У Зака от злости раскраснелись щёки.
– Жадность - тоже довольно сильный мотиватор.
– Я же говорил, - Бевин пожал плечами.
– Мир суров.
«Вот тебе и планы на будущее».
* * *
– Вот и всё, - сказал Коди, глядя, как солнце опускается за горизонт, растворяясь в кровавой дымке смога.
– День подошёл к концу.
– Сержант выглядел настолько унылым, что можно было решить, будто с наступлением сумерек жизнь должна была его покинуть.
– У нас всегда есть завтра, - сказал Ленуар, надеясь, что его голос звучит решительно. Пепел щекотал ему нос и щипал глаза, как и дым от тысяч пожаров, когда люди по всему Кенниану пытались прогнать чуму кострами и суевериями.

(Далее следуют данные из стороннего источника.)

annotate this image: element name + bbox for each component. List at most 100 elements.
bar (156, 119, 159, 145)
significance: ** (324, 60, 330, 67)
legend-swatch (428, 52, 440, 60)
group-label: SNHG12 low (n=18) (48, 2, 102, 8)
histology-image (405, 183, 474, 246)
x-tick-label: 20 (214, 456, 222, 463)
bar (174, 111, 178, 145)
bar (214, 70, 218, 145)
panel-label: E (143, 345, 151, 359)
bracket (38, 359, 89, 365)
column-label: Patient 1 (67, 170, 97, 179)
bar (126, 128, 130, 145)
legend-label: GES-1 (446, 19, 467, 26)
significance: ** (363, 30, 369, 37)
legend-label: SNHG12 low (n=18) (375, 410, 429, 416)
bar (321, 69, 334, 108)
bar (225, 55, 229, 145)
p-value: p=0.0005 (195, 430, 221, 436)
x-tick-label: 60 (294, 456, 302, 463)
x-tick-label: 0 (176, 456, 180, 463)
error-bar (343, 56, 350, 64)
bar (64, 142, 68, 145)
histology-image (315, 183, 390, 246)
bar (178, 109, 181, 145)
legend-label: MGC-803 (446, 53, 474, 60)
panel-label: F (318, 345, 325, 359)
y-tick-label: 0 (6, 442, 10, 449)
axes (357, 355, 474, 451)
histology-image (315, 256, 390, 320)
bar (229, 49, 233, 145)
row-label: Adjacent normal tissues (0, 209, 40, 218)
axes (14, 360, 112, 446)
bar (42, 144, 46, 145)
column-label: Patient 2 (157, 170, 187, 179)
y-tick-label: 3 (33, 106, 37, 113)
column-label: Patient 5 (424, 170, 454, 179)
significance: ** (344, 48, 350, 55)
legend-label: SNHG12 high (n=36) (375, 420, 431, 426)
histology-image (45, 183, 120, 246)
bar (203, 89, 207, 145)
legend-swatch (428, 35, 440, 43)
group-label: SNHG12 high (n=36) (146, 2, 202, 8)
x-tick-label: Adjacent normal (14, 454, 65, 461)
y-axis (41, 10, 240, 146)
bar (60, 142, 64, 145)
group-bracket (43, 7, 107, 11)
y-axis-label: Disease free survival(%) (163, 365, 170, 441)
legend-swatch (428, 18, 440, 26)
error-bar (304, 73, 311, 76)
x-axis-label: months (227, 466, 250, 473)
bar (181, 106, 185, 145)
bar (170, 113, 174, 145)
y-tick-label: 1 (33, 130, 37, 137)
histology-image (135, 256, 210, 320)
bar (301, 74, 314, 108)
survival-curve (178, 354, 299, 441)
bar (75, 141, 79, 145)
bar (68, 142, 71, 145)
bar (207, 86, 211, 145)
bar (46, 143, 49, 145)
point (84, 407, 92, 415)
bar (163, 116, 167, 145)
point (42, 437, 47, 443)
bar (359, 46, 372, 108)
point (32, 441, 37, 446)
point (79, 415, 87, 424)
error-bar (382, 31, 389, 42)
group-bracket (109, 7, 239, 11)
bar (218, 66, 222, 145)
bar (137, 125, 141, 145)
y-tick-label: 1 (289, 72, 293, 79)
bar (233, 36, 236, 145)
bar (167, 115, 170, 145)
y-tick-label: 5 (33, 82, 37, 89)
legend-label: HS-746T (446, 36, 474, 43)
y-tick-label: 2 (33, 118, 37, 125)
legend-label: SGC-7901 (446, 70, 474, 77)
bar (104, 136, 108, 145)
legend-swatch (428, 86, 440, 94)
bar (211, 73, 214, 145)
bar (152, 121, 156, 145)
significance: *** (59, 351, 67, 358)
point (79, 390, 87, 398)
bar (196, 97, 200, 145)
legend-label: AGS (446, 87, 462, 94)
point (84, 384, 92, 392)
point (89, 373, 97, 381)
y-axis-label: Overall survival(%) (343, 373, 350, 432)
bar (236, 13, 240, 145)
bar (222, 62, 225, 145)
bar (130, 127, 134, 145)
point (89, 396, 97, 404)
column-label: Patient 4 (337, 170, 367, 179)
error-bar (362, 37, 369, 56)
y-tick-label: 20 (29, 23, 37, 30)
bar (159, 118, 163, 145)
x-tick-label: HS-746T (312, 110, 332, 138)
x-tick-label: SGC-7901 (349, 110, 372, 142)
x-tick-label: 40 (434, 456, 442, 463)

В нескольких километрах отсюда, в самом центре Лагеря, Мерден лечил больных — или, по крайней мере, пытался это сделать, — а сержант Иннес и пара часовых стояли на страже, охраняя целителя от убийцы. Констебль Креарс всю ночь будет держать барьер - и не понятно, выделил ли для этой цели шеф Рек дополнительных людей.